In general though, there are switching errors when you try and phase someone’s genome into its haplotype, which invalidates the basic HMM. Instead you need a hidden markov model that tracks all embryos simultaneously, and takes advantage of how a single parental switching error is more likely than simultaneous crossover events across all the embryos. Performance here degrades a bit if you only have a couple embryos, but by less than you might think. There’s also a more brute force solution for fixing the parental phasing where you get a grandparent or other child’s genome, okay.
closing thoughts
I think my repo is pretty cool, but at present I think the potential gains are relatively small. If you have five people and choose the person who’s the most extreme along a given trait, they’ll typically be around 1.2 standard deviations above average and fall in something like the 88th percentile. If you’re instead selecting based on a pgs with an
I think things will get more exciting once we have better biotech and larger datasets. You could imagine having enough selection power to really minimize the risk of twenty different diseases simultaneously, including debilitating psychiatric diseases, and to have children who are essentially arbitrarily smart. I’m not sure how much those things will matter in a post-AGI world, but they seem like part of a good future to me.

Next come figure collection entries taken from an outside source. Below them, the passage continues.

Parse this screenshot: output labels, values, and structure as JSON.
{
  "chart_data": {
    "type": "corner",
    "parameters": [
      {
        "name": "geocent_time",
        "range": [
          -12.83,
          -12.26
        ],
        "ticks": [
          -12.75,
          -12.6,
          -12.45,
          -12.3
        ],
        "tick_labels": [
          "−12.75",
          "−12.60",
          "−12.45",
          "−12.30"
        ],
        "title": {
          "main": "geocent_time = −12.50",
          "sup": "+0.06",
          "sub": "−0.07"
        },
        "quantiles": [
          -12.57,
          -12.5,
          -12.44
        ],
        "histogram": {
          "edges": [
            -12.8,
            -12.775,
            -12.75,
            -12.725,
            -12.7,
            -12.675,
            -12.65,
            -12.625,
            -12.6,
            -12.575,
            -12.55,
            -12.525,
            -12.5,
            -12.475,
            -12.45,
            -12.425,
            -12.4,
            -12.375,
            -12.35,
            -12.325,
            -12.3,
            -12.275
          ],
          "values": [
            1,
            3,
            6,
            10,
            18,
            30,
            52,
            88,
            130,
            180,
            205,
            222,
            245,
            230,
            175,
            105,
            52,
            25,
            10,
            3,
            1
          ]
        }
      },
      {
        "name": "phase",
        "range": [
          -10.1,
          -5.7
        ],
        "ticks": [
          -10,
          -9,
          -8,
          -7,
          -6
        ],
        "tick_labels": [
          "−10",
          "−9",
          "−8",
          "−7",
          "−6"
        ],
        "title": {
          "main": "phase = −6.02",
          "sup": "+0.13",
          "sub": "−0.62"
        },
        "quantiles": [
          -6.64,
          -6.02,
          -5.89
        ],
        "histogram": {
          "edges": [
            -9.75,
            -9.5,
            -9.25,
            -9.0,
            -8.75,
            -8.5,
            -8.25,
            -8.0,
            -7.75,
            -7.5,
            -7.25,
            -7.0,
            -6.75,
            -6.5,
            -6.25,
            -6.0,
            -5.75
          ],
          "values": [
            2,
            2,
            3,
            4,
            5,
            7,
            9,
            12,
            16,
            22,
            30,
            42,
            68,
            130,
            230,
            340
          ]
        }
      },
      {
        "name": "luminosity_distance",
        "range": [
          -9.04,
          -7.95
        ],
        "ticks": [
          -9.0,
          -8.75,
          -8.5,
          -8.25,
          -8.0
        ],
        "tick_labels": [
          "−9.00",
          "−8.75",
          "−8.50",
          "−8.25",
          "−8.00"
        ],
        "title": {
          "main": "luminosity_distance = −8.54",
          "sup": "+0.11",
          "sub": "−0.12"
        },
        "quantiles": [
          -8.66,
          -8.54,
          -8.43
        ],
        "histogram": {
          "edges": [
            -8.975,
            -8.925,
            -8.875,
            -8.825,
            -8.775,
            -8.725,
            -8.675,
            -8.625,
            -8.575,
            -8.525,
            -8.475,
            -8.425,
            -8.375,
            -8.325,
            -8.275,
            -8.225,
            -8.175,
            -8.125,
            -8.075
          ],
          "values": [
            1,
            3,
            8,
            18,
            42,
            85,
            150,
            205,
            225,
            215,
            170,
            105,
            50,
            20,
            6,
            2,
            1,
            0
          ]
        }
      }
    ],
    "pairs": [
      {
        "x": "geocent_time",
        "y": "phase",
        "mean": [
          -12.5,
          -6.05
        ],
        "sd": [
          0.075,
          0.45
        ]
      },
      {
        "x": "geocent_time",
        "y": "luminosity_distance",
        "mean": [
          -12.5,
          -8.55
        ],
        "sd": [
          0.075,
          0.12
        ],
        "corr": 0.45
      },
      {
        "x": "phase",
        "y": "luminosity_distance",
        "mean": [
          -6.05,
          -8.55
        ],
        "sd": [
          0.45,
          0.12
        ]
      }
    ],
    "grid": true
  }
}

There were a few bugs that I hit while working on this—I didn’t realize that you have to subtract off the top ~10 principal components to account for non-causal correlations,(otherwise you get nonsense numbers when trying to extrapolate to non-white people!); I didn’t even realize that switching errors during parental phasing were something to worry about; there are various errors you can make when trying to reconcile different data formats, e.g. different generations of 23andMe chips; it’s hard to find the best papers from pgs catalog because the metrics that researchers report aren’t fully comparable etc. Please complain about any bugs that you see, and I’ll try and fix them if they’re serious.